Governistas dizem que texto pode dificultar atuação da Receita na asfixia financeira ao crime organizado. Oposição ainda tenta equiparar facções a grupos terroristas. Presidente da Câmara fala em 'resposta mais dura da história' do Congresso ao crime.
O presidente da Câmara, Hugo Motta (Republicanos-PB), confirmou para esta terça-feira (18) a votação pela Câmara do projeto de lei anti-facções, que ele tem chamado de Marco Legal de Combate ao Crime Organizado.
Motta confirmou a votação apesar de não haver consenso de governistas e de parlamentares da oposição sobre vários pontos da proposta.
"Segurança pública exige firmeza, mas também garantias e eficiência institucional. Por isso, inseri na pauta de amanhã e a Câmara dos Deputados vai votar o Marco Legal de Combate ao Crime Organizado", disse, Motta.
Em uma rede social, o presidente da Câmara afirmou que a análise do projeto é a "resposta mais dura da história do Parlamento no enfrentamento ao crime organizado".
Ele lembrou que a proposta aumenta as penas para integrantes de facções e dificulta o retorno de criminosos às ruas. E destacou a criação de bancos nacional e estaduais de dados sobre organizações criminosas.
"Vamos em frente com responsabilidade e a urgência que o tema requer", disse.
Na semana passada, o relator da proposta, deputado Guilherme Derrite (PP-SP) – que deixou temporariamente o cargo de secretário de Segurança Pública de São Paulo para assumir a função – apresentou a quarta versão do parecer sobre o projeto.
Um novo relatório, inclusive, não está descartado.
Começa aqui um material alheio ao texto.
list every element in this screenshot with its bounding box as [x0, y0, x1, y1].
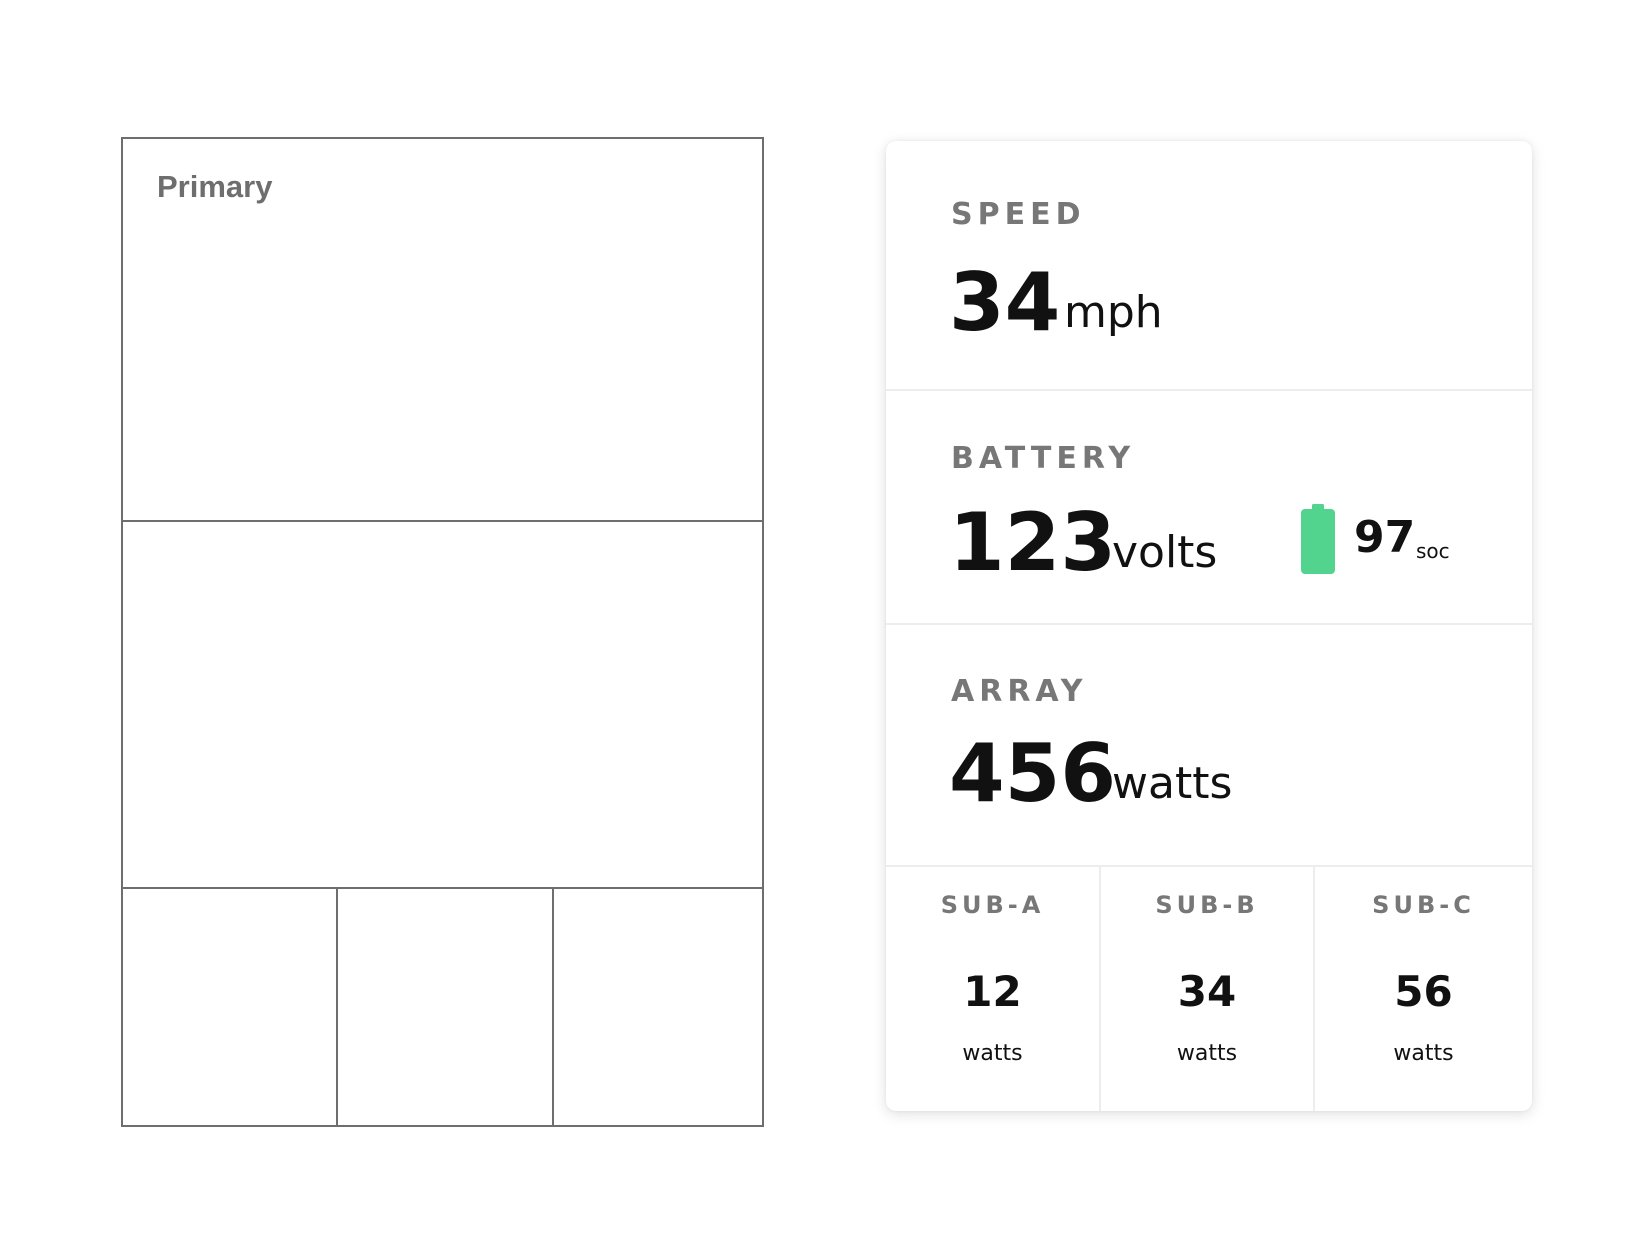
battery-label: BATTERY — [951, 441, 1136, 476]
wireframe-secondary-panel — [123, 522, 762, 889]
sub-array-a: SUB-A 12 watts — [886, 867, 1101, 1111]
battery-voltage-unit: volts — [1112, 527, 1218, 578]
battery-voltage-value: 123 — [949, 496, 1116, 589]
speed-unit: mph — [1064, 287, 1163, 338]
sub-array-b-value: 34 — [1177, 967, 1237, 1016]
sub-array-c-label: SUB-C — [1372, 891, 1475, 919]
wireframe-primary-label: Primary — [157, 169, 273, 204]
sub-array-a-value: 12 — [963, 967, 1022, 1016]
array-section: ARRAY 456 watts — [886, 625, 1532, 867]
speed-section: SPEED 34 mph — [886, 141, 1532, 391]
battery-soc-value: 97 — [1354, 512, 1416, 563]
array-power-value: 456 — [949, 727, 1116, 820]
speed-label: SPEED — [951, 197, 1086, 232]
battery-soc-unit: soc — [1416, 539, 1450, 563]
wireframe-sub-panel-b — [338, 889, 554, 1125]
sub-array-c: SUB-C 56 watts — [1315, 867, 1532, 1111]
array-label: ARRAY — [951, 674, 1088, 709]
sub-array-row: SUB-A 12 watts SUB-B 34 watts SUB-C 56 w… — [886, 867, 1532, 1111]
wireframe-sub-panel-a — [123, 889, 338, 1125]
sub-array-c-value: 56 — [1394, 967, 1453, 1016]
layout-wireframe: Primary — [121, 137, 764, 1127]
array-power-unit: watts — [1112, 758, 1233, 809]
sub-array-b: SUB-B 34 watts — [1101, 867, 1315, 1111]
wireframe-sub-panel-c — [554, 889, 762, 1125]
sub-array-a-unit: watts — [962, 1041, 1023, 1066]
speed-value: 34 — [949, 256, 1061, 349]
battery-full-icon — [1301, 504, 1335, 574]
telemetry-card: SPEED 34 mph BATTERY 123 volts 97 soc AR… — [886, 141, 1532, 1111]
sub-array-c-unit: watts — [1393, 1041, 1454, 1066]
battery-section: BATTERY 123 volts 97 soc — [886, 391, 1532, 625]
sub-array-b-unit: watts — [1176, 1041, 1238, 1066]
wireframe-primary-panel: Primary — [123, 139, 762, 522]
sub-array-b-label: SUB-B — [1155, 891, 1259, 919]
sub-array-a-label: SUB-A — [940, 891, 1045, 919]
Seria o quinto.
O PL, partido de oposição a Lula, deve votar a favor da proposta, já que considera que Derrite fez alguns avanços no parecer, mas ainda tenta incluir no relatório a equiparação dos atos cometidos por integrantes de facções criminosas a terrorismo.
O partido também apresentou destaques, sugestões de alteração no projeto, para proibir a realização de audiências de custódia nos casos de prisão em flagrante de membros das facções.
A audiência de custódia é um procedimento de rotina realizado após um indivíduo ser preso pela polícia. Os juízes podem determinar prisão preventiva, decidir pela libertação ou definir outra medida como, por exemplo, prisão domiciliar e uso de tornozeleira.
Para o líder do PL, Sóstenes Cavalcante (RJ), o ideal seria deixar a análise do texto para dezembro, para que mais discussões sobre a proposta sejam realizadas.
O líder do PT na Câmara, Lindbergh Farias (PT-RJ), por sua vez, criticou pontos da proposta que, na sua avaliação, poderiam dificultar a atuação da Receita Federal na asfixia do crime organizado.
Segundo o deputado, a nova versão, apresentada por Derrite na última quarta-feira, desmonta a política de descapitalização das facções ao eliminar as medidas cautelares especiais previstas no projeto original enviado pelo governo.